Todas las flores de la poesía son una misma flor ancestral por cuyas vértebras, por
cuyos espasmos automatizados de apertura, quedamos todos gratamente aplastados. Las
flores de la biología son ensamblajes de pequeñas máquinas, pero en el fondo son las
mismas de los manteles y los poemarios, flores para bautismos, para enamorados y para
entierros; todas son hoyos de consumo, naturaleza arrancada del torrente. Todas las flores
muertas y disecadas para la antesala de los sentidos. Los claveles del sagrario de la carne
tanto como la mística rosa-espiritual, boca y ano de dios y de toda su santísima-prole.
Para que la flor sea flor, aquí, debe dejar de serlo. Reaparecer destruida bajo cielos
acrecidos; enrojecida por la atmósfera de fuegos nuevos; dada sobre mapas estelares
desconocidos, que obliguen su posible desaparición a emerger sin pensarlo, a salir duro y
terrible como la carne de un matadero.
Toda flor que no se entrega como flor, se entrega como imagen de la flor, y toda
imagen potencial aspira a ser mito.
En el mito de la flor caben todos los estratos, todas las figuras, excepto la flor, que
está excluida de adentro hacia afuera. La flor es el cuerpo, mítico y total, presente pero
fantasmagórico. Esta es la “rosa homosexual” de los delirios de amor místico y obsceno
que desbordaban a Panero y obsesionaban a Bataille.
Las flores carnívoras, los tallos, pistilos radioactivos de cientos de metros; las
catedrales de linfa cruda y nectarios más amargos que la lengua de la muerte; los pétalos y
sépalos, cordones y paracaídas en una caída infinita, suspendida por todo lo que no puede
ser cuerpo. Los estigmas, anteras, filamentos de sol y de viento que derretirían el ojo
humano antes de ser intuidos por el cerebro. Estas son las flores de otros mundos, flores
que el cuerpo no puede sentir, pues la codificación material de sus mundos no resulta
siquiera imaginable.
El mito de la flor ofrece el cuerpo fracturado, el aparato escindido, eternizado pero
aplastado, que busca con todas sus fuerzas las improntas sensoriales de otra realidad. El
mito presenta un mundo sin cuerpo, donde la corporalidad sólo se intuye en la paradoja de
la comunión primordial con la imagen de lo informe. La trascendencia mundana abre los
reinos primordiales, donde las flores crecen sin que nadie las pueda oler o tocar.

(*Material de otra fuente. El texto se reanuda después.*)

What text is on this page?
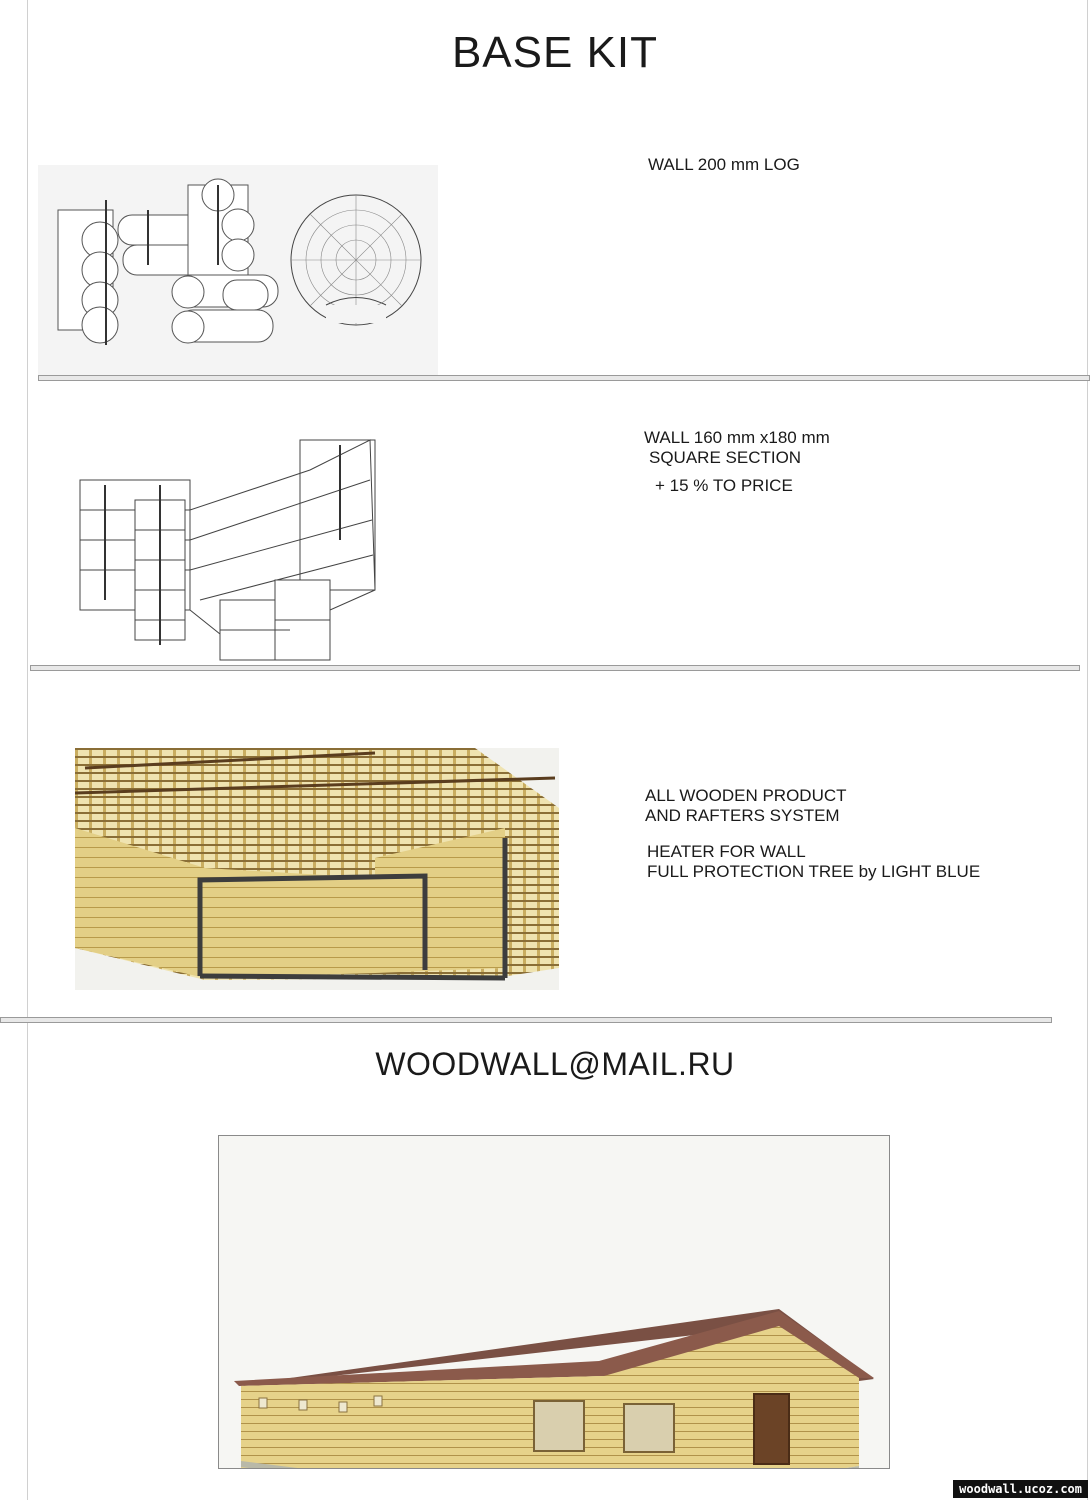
BASE KIT
WALL 200 mm LOG
WALL 160 mm x180 mm
SQUARE SECTION
+ 15 % TO PRICE
ALL WOODEN PRODUCT
AND RAFTERS SYSTEM
HEATER FOR WALL
FULL PROTECTION TREE by LIGHT BLUE
WOODWALL@MAIL.RU
woodwall.ucoz.com
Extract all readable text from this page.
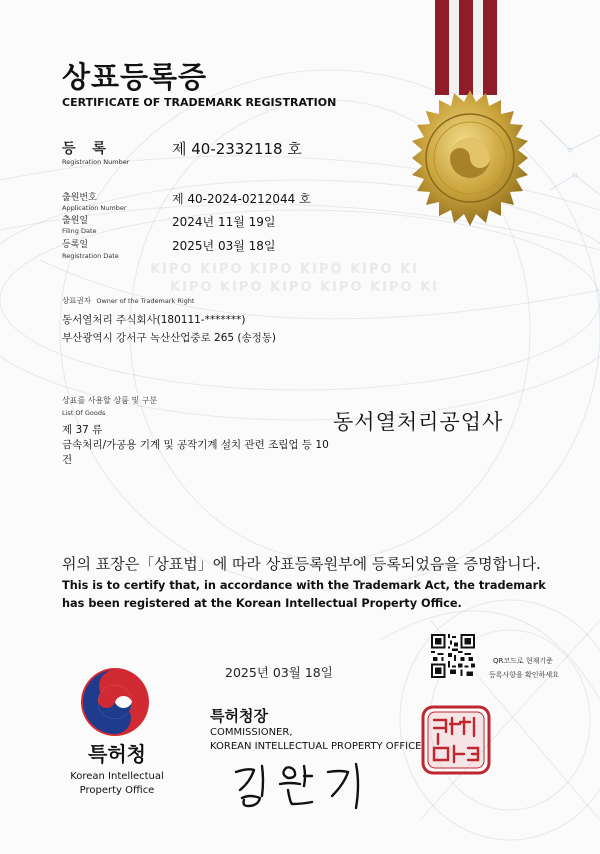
상표등록증
CERTIFICATE OF TRADEMARK REGISTRATION
등 록
Registration Number
제 40-2332118 호
출원번호
Application Number
제 40-2024-0212044 호
출원일
Filing Date
2024년 11월 19일
등록일
Registration Date
2025년 03월 18일
KIPO KIPO KIPO KIPO KIPO KI
KIPO KIPO KIPO KIPO KIPO KI
상표권자 Owner of the Trademark Right
동서열처리 주식회사(180111-*******)
부산광역시 강서구 녹산산업중로 265 (송정동)
상표를 사용할 상품 및 구분
List Of Goods
제 37 류
금속처리/가공용 기계 및 공작기계 설치 관련 조립업 등 10건
동서열처리공업사
위의 표장은「상표법」에 따라 상표등록원부에 등록되었음을 증명합니다.
This is to certify that, in accordance with the Trademark Act, the trademark
has been registered at the Korean Intellectual Property Office.
QR코드로 현재기준
등록사항을 확인하세요
2025년 03월 18일
특허청
Korean Intellectual
Property Office
특허청장
COMMISSIONER,
KOREAN INTELLECTUAL PROPERTY OFFICE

Las flores de ultra-mundo son como las flores en los cocteles, fiestas de quinces y
arreglos matrimoniales, en la medida de que tanto las unas como las otras, esperan
demasiado del cuerpo: esperan mucho más de lo que el cuerpo moderno le puede dar a un
adorno de mesa. Este mundo de apariencias y despersonalización es ese adorno muerto,
alguna vez natural, que ahora agoniza en una mesa.

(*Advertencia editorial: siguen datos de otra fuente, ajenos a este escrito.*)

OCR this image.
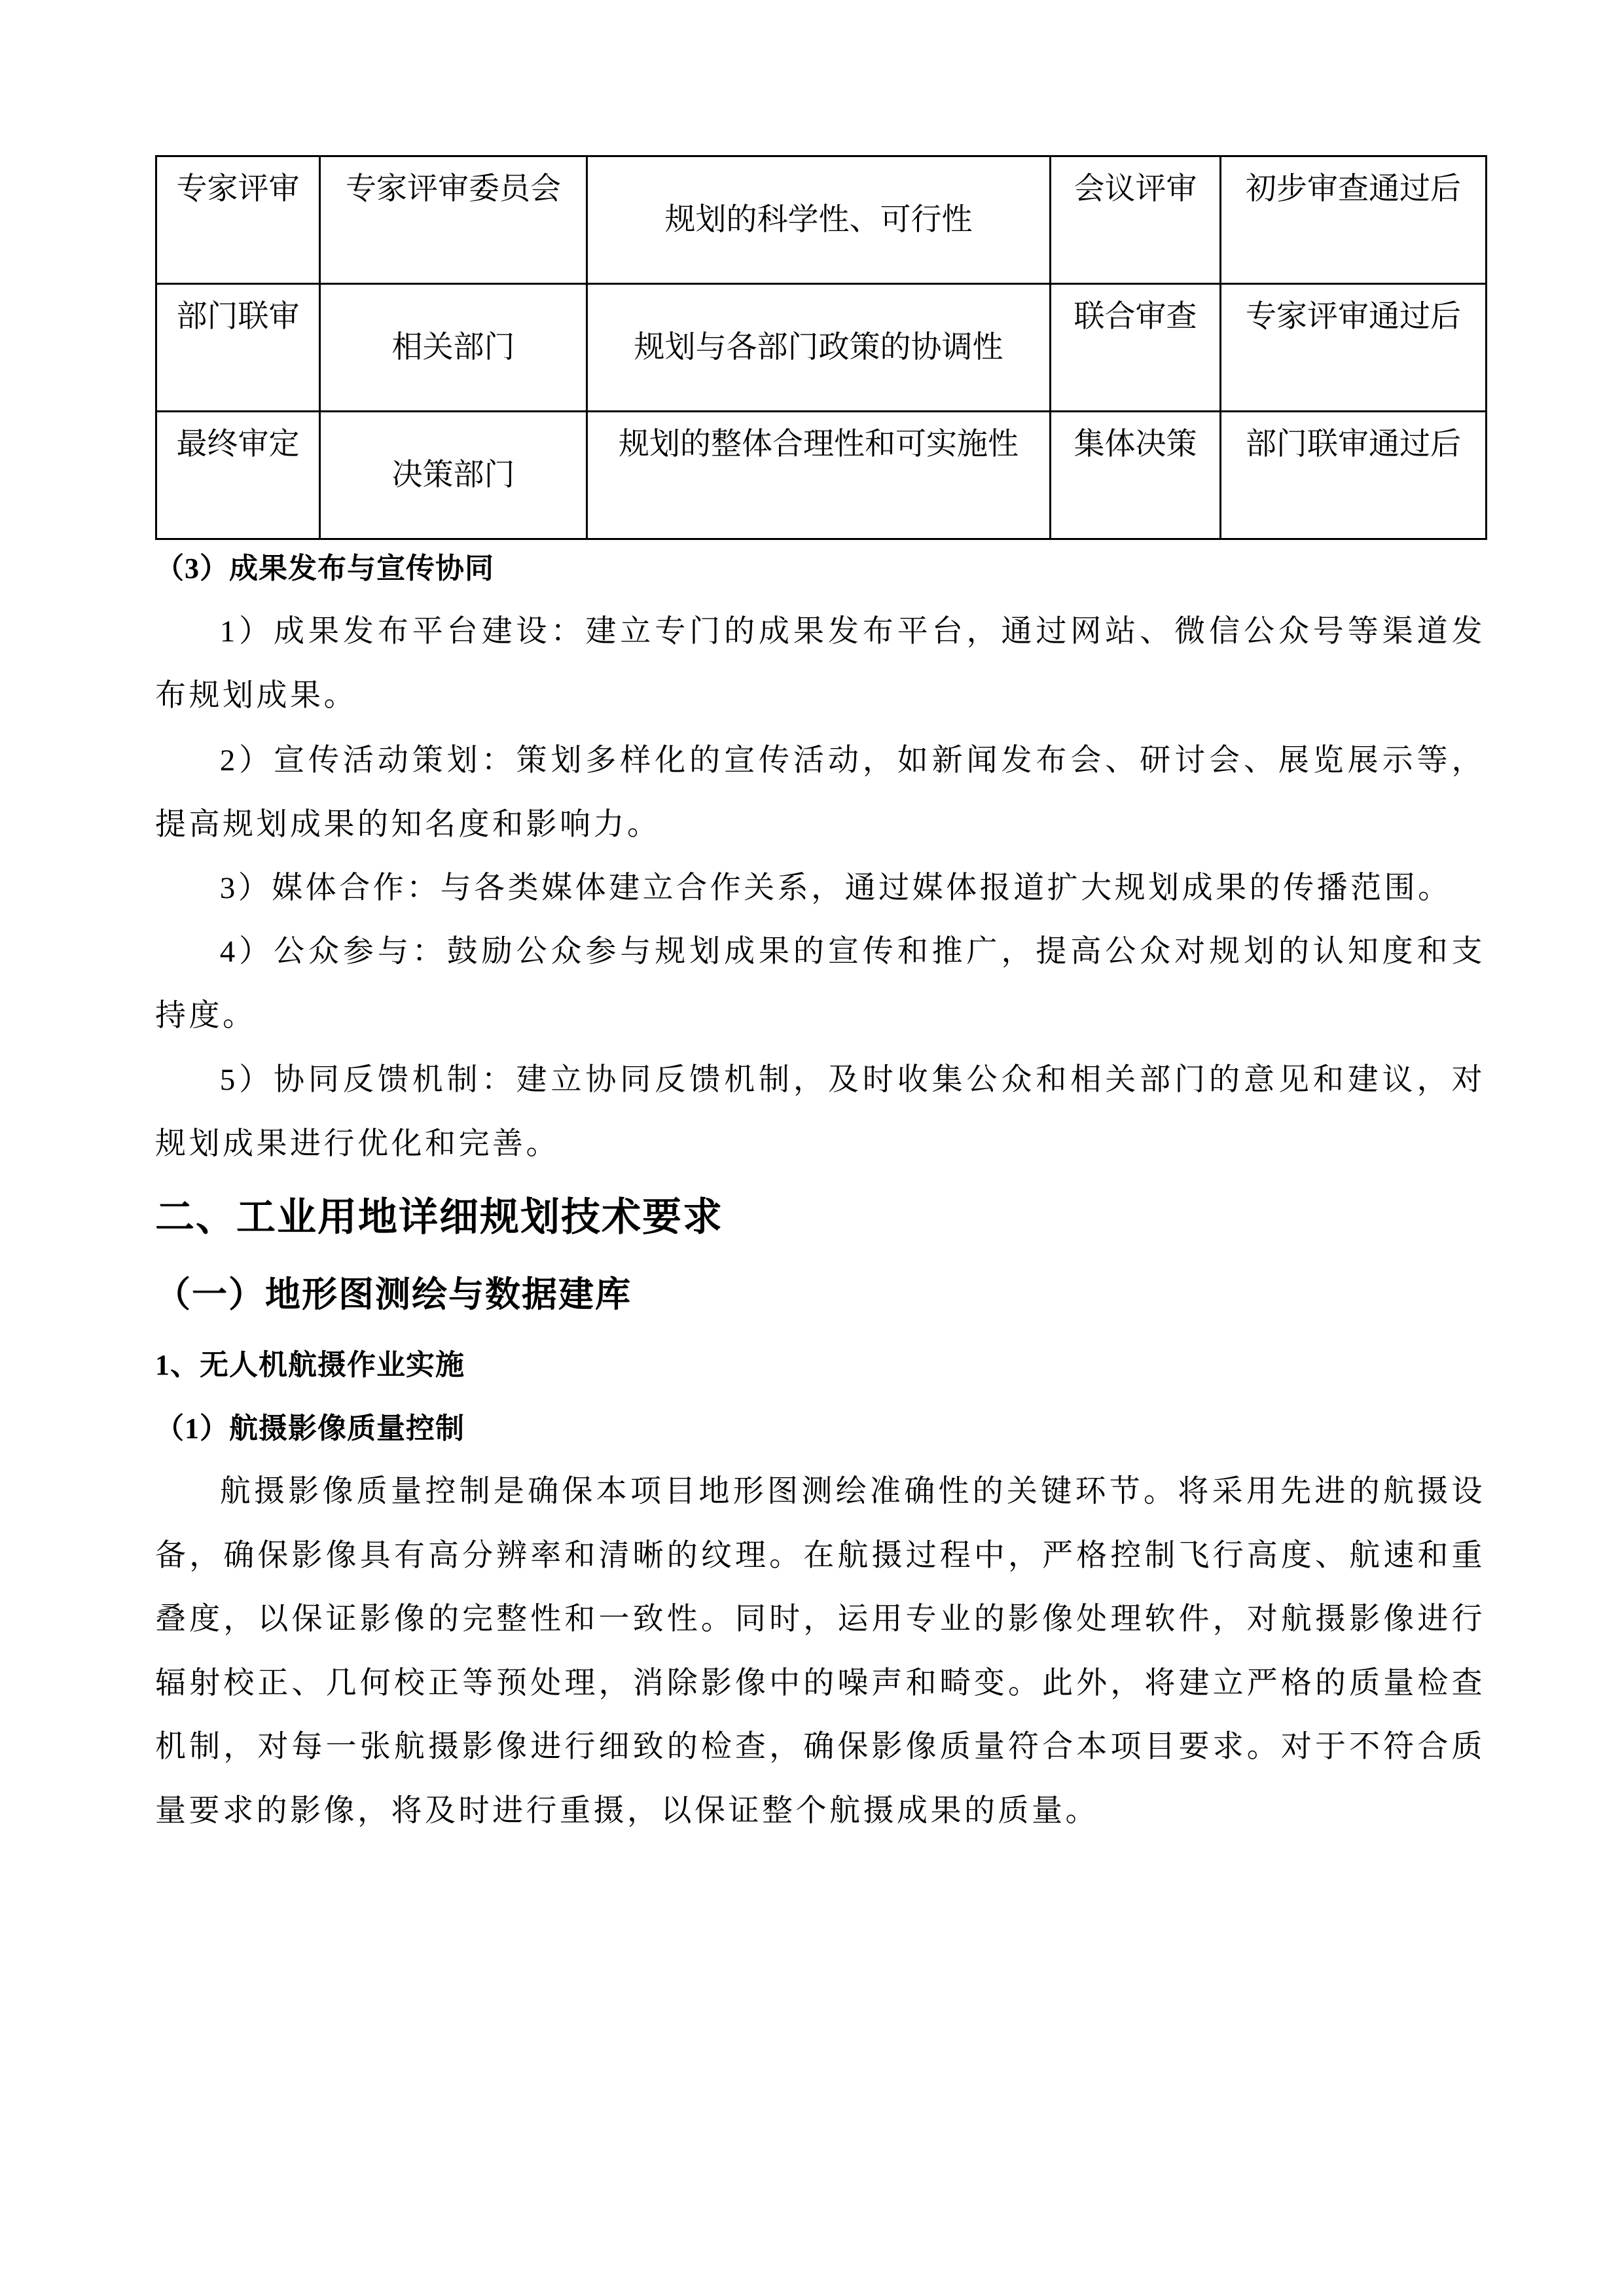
专家评审	专家评审委员会	规划的科学性、可行性	会议评审	初步审查通过后
部门联审	相关部门	规划与各部门政策的协调性	联合审查	专家评审通过后
最终审定	决策部门	规划的整体合理性和可实施性	集体决策	部门联审通过后
（3）成果发布与宣传协同
1）成果发布平台建设：建立专门的成果发布平台，通过网站、微信公众号等渠道发布规划成果。
2）宣传活动策划：策划多样化的宣传活动，如新闻发布会、研讨会、展览展示等，提高规划成果的知名度和影响力。
3）媒体合作：与各类媒体建立合作关系，通过媒体报道扩大规划成果的传播范围。
4）公众参与：鼓励公众参与规划成果的宣传和推广，提高公众对规划的认知度和支持度。
5）协同反馈机制：建立协同反馈机制，及时收集公众和相关部门的意见和建议，对规划成果进行优化和完善。
二、工业用地详细规划技术要求
（一）地形图测绘与数据建库
1、无人机航摄作业实施
（1）航摄影像质量控制
航摄影像质量控制是确保本项目地形图测绘准确性的关键环节。将采用先进的航摄设备，确保影像具有高分辨率和清晰的纹理。在航摄过程中，严格控制飞行高度、航速和重叠度，以保证影像的完整性和一致性。同时，运用专业的影像处理软件，对航摄影像进行辐射校正、几何校正等预处理，消除影像中的噪声和畸变。此外，将建立严格的质量检查机制，对每一张航摄影像进行细致的检查，确保影像质量符合本项目要求。对于不符合质量要求的影像，将及时进行重摄，以保证整个航摄成果的质量。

El paso del estereotipo al mito intenta la purificación de la imagen, pero se agota en la
depuración final de una mejor publicidad.

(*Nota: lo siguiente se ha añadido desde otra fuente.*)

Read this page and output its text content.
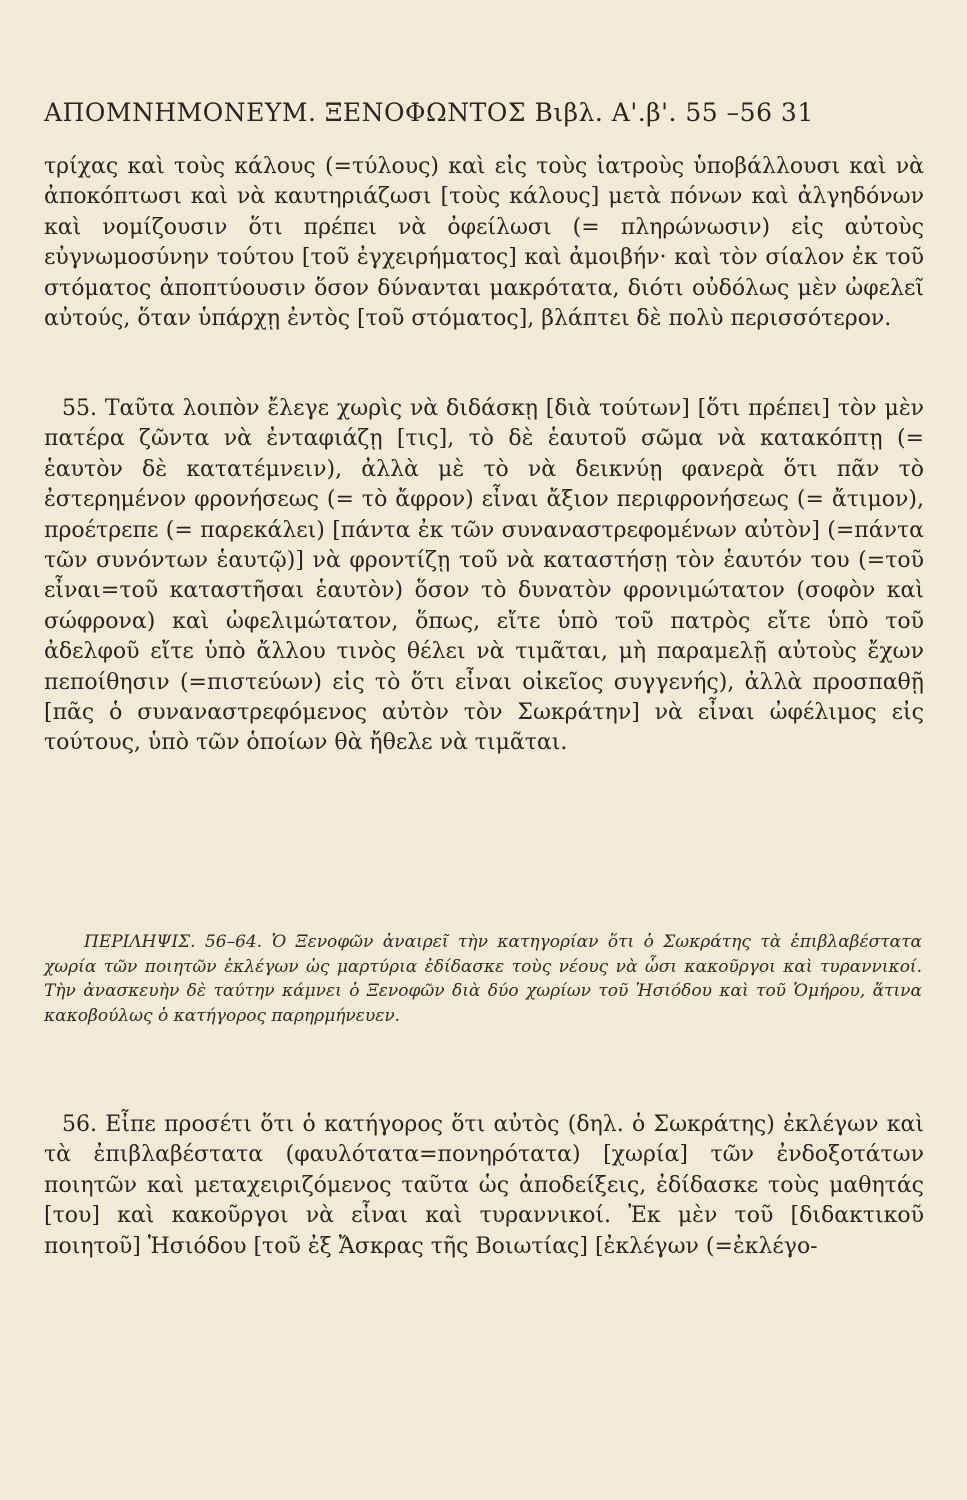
ΑΠΟΜΝΗΜΟΝΕΥΜ. ΞΕΝΟΦΩΝΤΟΣ Βιβλ. Α'.β'. 55 –56 31
τρίχας καὶ τοὺς κάλους (=τύλους) καὶ εἰς τοὺς ἰατροὺς ὑποβάλλουσι καὶ νὰ ἀποκόπτωσι καὶ νὰ καυτηριάζωσι [τοὺς κάλους] μετὰ πόνων καὶ ἀλγηδόνων καὶ νομίζουσιν ὅτι πρέπει νὰ ὀφείλωσι (= πληρώνωσιν) εἰς αὐτοὺς εὐγνωμοσύνην τούτου [τοῦ ἐγχειρήματος] καὶ ἀμοιβήν· καὶ τὸν σίαλον ἐκ τοῦ στόματος ἀποπτύουσιν ὅσον δύνανται μακρότατα, διότι οὐδόλως μὲν ὠφελεῖ αὐτούς, ὅταν ὑπάρχῃ ἐντὸς [τοῦ στόματος], βλάπτει δὲ πολὺ περισσότερον.
55. Ταῦτα λοιπὸν ἔλεγε χωρὶς νὰ διδάσκῃ [διὰ τούτων] [ὅτι πρέπει] τὸν μὲν πατέρα ζῶντα νὰ ἐνταφιάζῃ [τις], τὸ δὲ ἑαυτοῦ σῶμα νὰ κατακόπτῃ (= ἑαυτὸν δὲ κατατέμνειν), ἀλλὰ μὲ τὸ νὰ δεικνύῃ φανερὰ ὅτι πᾶν τὸ ἐστερημένον φρονήσεως (= τὸ ἄφρον) εἶναι ἄξιον περιφρονήσεως (= ἄτιμον), προέτρεπε (= παρεκάλει) [πάντα ἐκ τῶν συναναστρεφομένων αὐτὸν] (=πάντα τῶν συνόντων ἑαυτῷ)] νὰ φροντίζῃ τοῦ νὰ καταστήσῃ τὸν ἑαυτόν του (=τοῦ εἶναι=τοῦ καταστῆσαι ἑαυτὸν) ὅσον τὸ δυνατὸν φρονιμώτατον (σοφὸν καὶ σώφρονα) καὶ ὠφελιμώτατον, ὅπως, εἴτε ὑπὸ τοῦ πατρὸς εἴτε ὑπὸ τοῦ ἀδελφοῦ εἴτε ὑπὸ ἄλλου τινὸς θέλει νὰ τιμᾶται, μὴ παραμελῇ αὐτοὺς ἔχων πεποίθησιν (=πιστεύων) εἰς τὸ ὅτι εἶναι οἰκεῖος συγγενής), ἀλλὰ προσπαθῇ [πᾶς ὁ συναναστρεφόμενος αὐτὸν τὸν Σωκράτην] νὰ εἶναι ὠφέλιμος εἰς τούτους, ὑπὸ τῶν ὁποίων θὰ ἤθελε νὰ τιμᾶται.
ΠΕΡΙΛΗΨΙΣ. 56–64. Ὁ Ξενοφῶν ἀναιρεῖ τὴν κατηγορίαν ὅτι ὁ Σωκράτης τὰ ἐπιβλαβέστατα χωρία τῶν ποιητῶν ἐκλέγων ὡς μαρτύρια ἐδίδασκε τοὺς νέους νὰ ὦσι κακοῦργοι καὶ τυραννικοί. Τὴν ἀνασκευὴν δὲ ταύτην κάμνει ὁ Ξενοφῶν διὰ δύο χωρίων τοῦ Ἡσιόδου καὶ τοῦ Ὁμήρου, ἅτινα κακοβούλως ὁ κατήγορος παρηρμήνευεν.
56. Εἶπε προσέτι ὅτι ὁ κατήγορος ὅτι αὐτὸς (δηλ. ὁ Σωκράτης) ἐκλέγων καὶ τὰ ἐπιβλαβέστατα (φαυλότατα=πονηρότατα) [χωρία] τῶν ἐνδοξοτάτων ποιητῶν καὶ μεταχειριζόμενος ταῦτα ὡς ἀποδείξεις, ἐδίδασκε τοὺς μαθητάς [του] καὶ κακοῦργοι νὰ εἶναι καὶ τυραννικοί. Ἐκ μὲν τοῦ [διδακτικοῦ ποιητοῦ] Ἡσιόδου [τοῦ ἐξ Ἄσκρας τῆς Βοιωτίας] [ἐκλέγων (=ἐκλέγο-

El mito de la flor habla de los sentidos sin sentidos, de los ruidos que hace una flor
mientras nadie la escucha morir; habla de un cuerpo negado por la forma, que ni la flor más
exótica, fragante o colorida podría penetrar. El mito de la flor como intermediación con la
flor anuncia una pérdida inevitable del cuerpo, una desaparición de las flores y de los
sentidos.
Los poemas de en medio dibujan al sujeto necesario ante una flor imposible.
Este sujeto es el cuerpo, y su flor impalpable, la forma infinita que lo separa de todo
lo demás.
Miguel G. Macías…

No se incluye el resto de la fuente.